I membri del terzo anno avevano abbandonato il club e nessuno del primo si era iscritto. Io ero il solo ed unico membro e, non essendo in grado nemmeno mettere insieme due frasi, non sarei mai riuscito a pubblicare un libro.

«Non avete pubblicato niente prima delle vacanze estive ed hai il coraggio di affermare che questo club ha ancora delle attività da svolgere?» Ero basito. Non sapevo come rispondere. La Presidentessa aveva le idee chiare. Aveva centrato il punto. Il vaso stava per traboccare: «Racimola tutte le cianfrusaglie. Quelle che non servono, lasciatele pure qui. Ci penserà il Consiglio a smaltirle.»

Pronunciò quella frase, senza neanche scomporsi. Mi trovavo davvero in un bel guaio.

Avevo ancora una carta da giocare.

Il club significava molto per me. Fin dall’aprile del primo anno, ero andato in quell’aula tutti i santi giorni. In quel posto c’erano ancora i ricordi dei precedenti membri e di chi lo aveva guidato prima di me.

Non mi avrebbe cacciato.

«Non vedo perché dovrei lasciare l’aula così su due piedi», affermai in tono secco e deciso. «Ci sono cose che i ragazzi del terzo anno e gli altri studenti hanno lasciato. Non saprei cosa conservare e cosa no. Ho bisogno di più tempo.»
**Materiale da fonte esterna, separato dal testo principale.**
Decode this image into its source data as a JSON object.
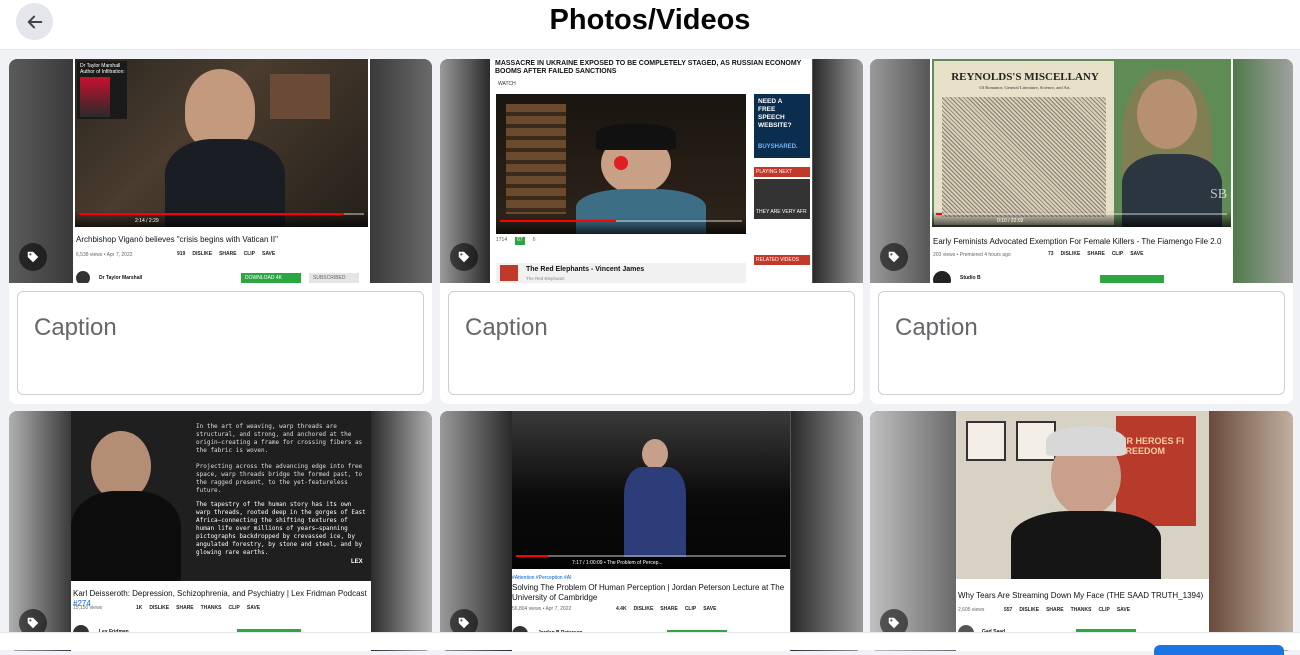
{
  "header": {
    "title": "Photos/Videos"
  },
  "caption_placeholder": "Caption",
  "items": [
    {
      "video_title": "Archbishop Viganò believes \"crisis begins with Vatican II\"",
      "meta": "6,538 views • Apr 7, 2022",
      "likes": "919",
      "actions": [
        "DISLIKE",
        "SHARE",
        "CLIP",
        "SAVE"
      ],
      "time": "2:14 / 2:29",
      "channel": "Dr Taylor Marshall",
      "overlay": "Dr Taylor Marshall\nAuthor of Infiltration:",
      "button": "DOWNLOAD 4K",
      "subscribe": "SUBSCRIBED"
    },
    {
      "headline": "MASSACRE IN UKRAINE EXPOSED TO BE COMPLETELY STAGED, AS RUSSIAN ECONOMY BOOMS AFTER FAILED SANCTIONS",
      "watch": "WATCH",
      "ad_text": "NEED A FREE SPEECH WEBSITE?",
      "ad_brand": "BUYSHARED.",
      "playing_next": "PLAYING NEXT",
      "side_caption": "THEY ARE VERY AFR",
      "related": "RELATED VIDEOS",
      "channel_title": "The Red Elephants - Vincent James",
      "channel_sub": "The Red Elephants",
      "views_bar": "1714",
      "likes_bar": "67",
      "dislikes_bar": "6"
    },
    {
      "video_title": "Early Feminists Advocated Exemption For Female Killers - The Fiamengo File 2.0",
      "meta": "203 views • Premiered 4 hours ago",
      "likes": "73",
      "actions": [
        "DISLIKE",
        "SHARE",
        "CLIP",
        "SAVE"
      ],
      "time": "0:10 / 22:02",
      "channel": "Studio B",
      "newspaper": "REYNOLDS'S MISCELLANY",
      "newspaper_sub": "Of Romance, General Literature, Science, and Art.",
      "watermark": "SB"
    },
    {
      "video_title": "Karl Deisseroth: Depression, Schizophrenia, and Psychiatry | Lex Fridman Podcast",
      "episode": "#274",
      "meta": "15,150 views",
      "likes": "1K",
      "actions": [
        "DISLIKE",
        "SHARE",
        "THANKS",
        "CLIP",
        "SAVE"
      ],
      "channel": "Lex Fridman",
      "overlay_p1": "In the art of weaving, warp threads are structural, and strong, and anchored at the origin—creating a frame for crossing fibers as the fabric is woven.",
      "overlay_p2": "Projecting across the advancing edge into free space, warp threads bridge the formed past, to the ragged present, to the yet-featureless future.",
      "overlay_p3": "The tapestry of the human story has its own warp threads, rooted deep in the gorges of East Africa—connecting the shifting textures of human life over millions of years—spanning pictographs backdropped by crevassed ice, by angulated forestry, by stone and steel, and by glowing rare earths.",
      "brand": "LEX"
    },
    {
      "hashtags": "#Attention #Perception #AI",
      "video_title": "Solving The Problem Of Human Perception | Jordan Peterson Lecture at The University of Cambridge",
      "meta": "56,804 views • Apr 7, 2022",
      "likes": "4.4K",
      "actions": [
        "DISLIKE",
        "SHARE",
        "CLIP",
        "SAVE"
      ],
      "time": "7:17 / 1:00:09 • The Problem of Percep...",
      "channel": "Jordan B Peterson"
    },
    {
      "video_title": "Why Tears Are Streaming Down My Face (THE SAAD TRUTH_1394)",
      "meta": "2,605 views",
      "likes": "557",
      "actions": [
        "DISLIKE",
        "SHARE",
        "THANKS",
        "CLIP",
        "SAVE"
      ],
      "channel": "Gad Saad",
      "poster": "UR HEROES FI\nFREEDOM"
    }
  ],
  "colors": {
    "accent": "#1b74e4",
    "yt_red": "#ff0000",
    "yt_green": "#2ba640"
  }
}
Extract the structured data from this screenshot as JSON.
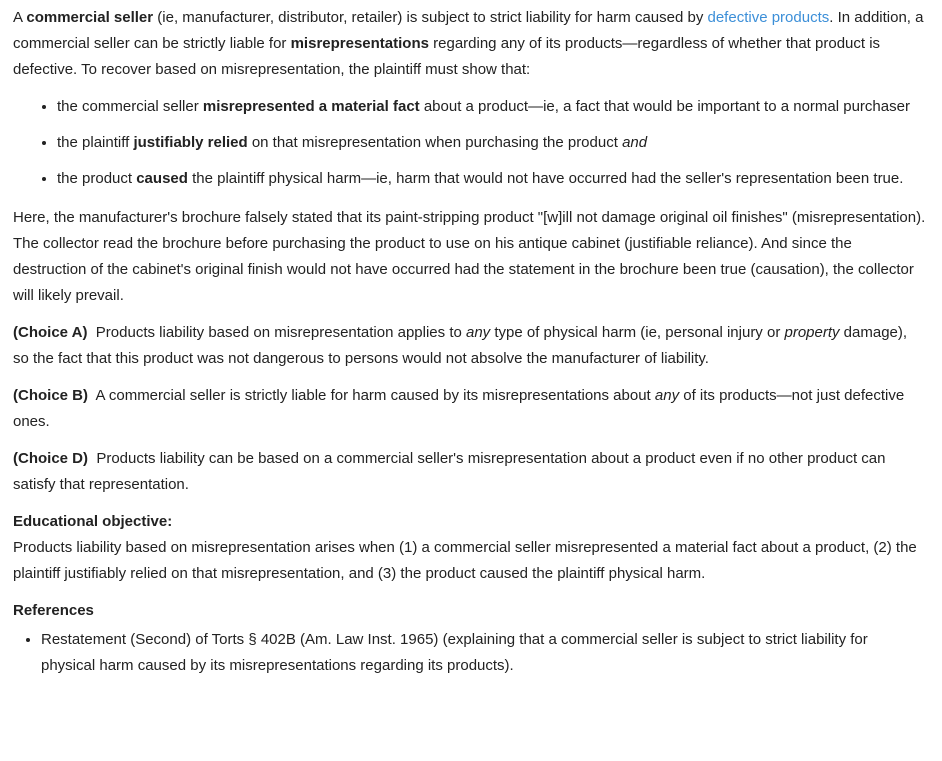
{
  "intro": {
    "s1": "A ",
    "b1": "commercial seller",
    "s2": " (ie, manufacturer, distributor, retailer) is subject to strict liability for harm caused by ",
    "link": "defective products",
    "s3": ".  In addition, a commercial seller can be strictly liable for ",
    "b2": "misrepresentations",
    "s4": " regarding any of its products—regardless of whether that product is defective.  To recover based on misrepresentation, the plaintiff must show that:"
  },
  "elements": [
    {
      "pre": "the commercial seller ",
      "bold": "misrepresented a material fact",
      "post": " about a product—ie, a fact that would be important to a normal purchaser"
    },
    {
      "pre": "the plaintiff ",
      "bold": "justifiably relied",
      "post": " on that misrepresentation when purchasing the product ",
      "italic": "and"
    },
    {
      "pre": "the product ",
      "bold": "caused",
      "post": " the plaintiff physical harm—ie, harm that would not have occurred had the seller's representation been true."
    }
  ],
  "application": "Here, the manufacturer's brochure falsely stated that its paint-stripping product \"[w]ill not damage original oil finishes\" (misrepresentation).  The collector read the brochure before purchasing the product to use on his antique cabinet (justifiable reliance).  And since the destruction of the cabinet's original finish would not have occurred had the statement in the brochure been true (causation), the collector will likely prevail.",
  "choices": [
    {
      "label": "(Choice A)",
      "t1": "  Products liability based on misrepresentation applies to ",
      "i1": "any",
      "t2": " type of physical harm (ie, personal injury or ",
      "i2": "property",
      "t3": " damage), so the fact that this product was not dangerous to persons would not absolve the manufacturer of liability."
    },
    {
      "label": "(Choice B)",
      "t1": "  A commercial seller is strictly liable for harm caused by its misrepresentations about ",
      "i1": "any",
      "t2": " of its products—not just defective ones."
    },
    {
      "label": "(Choice D)",
      "t1": "  Products liability can be based on a commercial seller's misrepresentation about a product even if no other product can satisfy that representation."
    }
  ],
  "objective": {
    "heading": "Educational objective:",
    "text": "Products liability based on misrepresentation arises when (1) a commercial seller misrepresented a material fact about a product, (2) the plaintiff justifiably relied on that misrepresentation, and (3) the product caused the plaintiff physical harm."
  },
  "references": {
    "heading": "References",
    "items": [
      "Restatement (Second) of Torts § 402B (Am. Law Inst. 1965) (explaining that a commercial seller is subject to strict liability for physical harm caused by its misrepresentations regarding its products)."
    ]
  },
  "colors": {
    "link": "#3c8fd8",
    "text": "#222222"
  }
}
«Non hai tutti i torti...» rispose annuendo.

Mi immaginai alzare il pugno in segno di vittoria.

La mia strategia era questa: il Festival Culturale si sarebbe tenuto ad ottobre. Era tradizione pubblicare un articolo in vista di quell’evento e, per l’occasione, sarei riuscito a scrivere qualche pezzo. Avrei potuto chiedere agli studenti del terzo anno di scrivere qualcosa come un resoconto della loro vita scolastica. Se solo fossi riuscito a pubblicare un libro, non avrebbero potuto affermare che il club era fermo.
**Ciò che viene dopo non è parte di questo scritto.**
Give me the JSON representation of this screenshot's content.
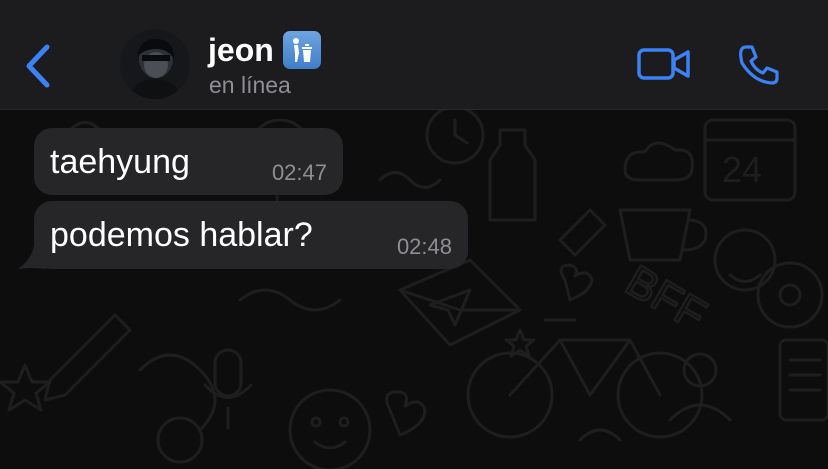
{
  "colors": {
    "accent": "#3b82f6",
    "header_bg": "#1c1c1e",
    "bubble_bg": "#262628",
    "chat_bg": "#0d0d0d",
    "status_text": "#8e8e93"
  },
  "header": {
    "back_icon": "chevron-left-icon",
    "contact": {
      "name": "jeon",
      "badge_icon": "trash-can-icon",
      "status": "en línea",
      "avatar": "profile-photo"
    },
    "actions": {
      "video_icon": "video-camera-icon",
      "call_icon": "phone-icon"
    }
  },
  "messages": [
    {
      "text": "taehyung",
      "time": "02:47",
      "direction": "incoming"
    },
    {
      "text": "podemos hablar?",
      "time": "02:48",
      "direction": "incoming"
    }
  ]
}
«Vediamo… In due settimane? Se riuscissimo ad avere l’aula vuota prima dell’inizio del Festival Culturale, sarebbe perfetto.»

«C-Cosa?!»

Non avevo parole. Stavo vivendo il momento peggiore della mia vita. Lo stava facendo di proposito...?

Comunque, la sua fu più una domanda che una provocazione. Sapevo che aveva un carattere un po’ ostile, ma non era esattamente il tipo che faceva del male di proposito.

«Solo due settimane? Non è troppo poco?»

«Dici? Se inizi a contattarli da stasera, dovresti rientrarci senza problemi. Potresti anche, non so, inviare le cose per corriere.»

«…»

«Ah…  Per quanto riguarda le spese di spedizione, ti verrà elargito un piccolo fondo. Avrai tutto il tempo di decidere cosa tenere e cosa buttare. Nel frattempo, potremmo iniziare ad usare l’aula.»

Rimasi senza parole udendo quella sua proposta. Era un semplice consiglio, ma non c’era stata alcuna malignità. La Presidentessa non era cattiva.

«Bene, le cose stanno così.»

Si voltò e lasciò la stanza, con un passo leggero ma deciso. Io crollai, affranto, sulla scrivania.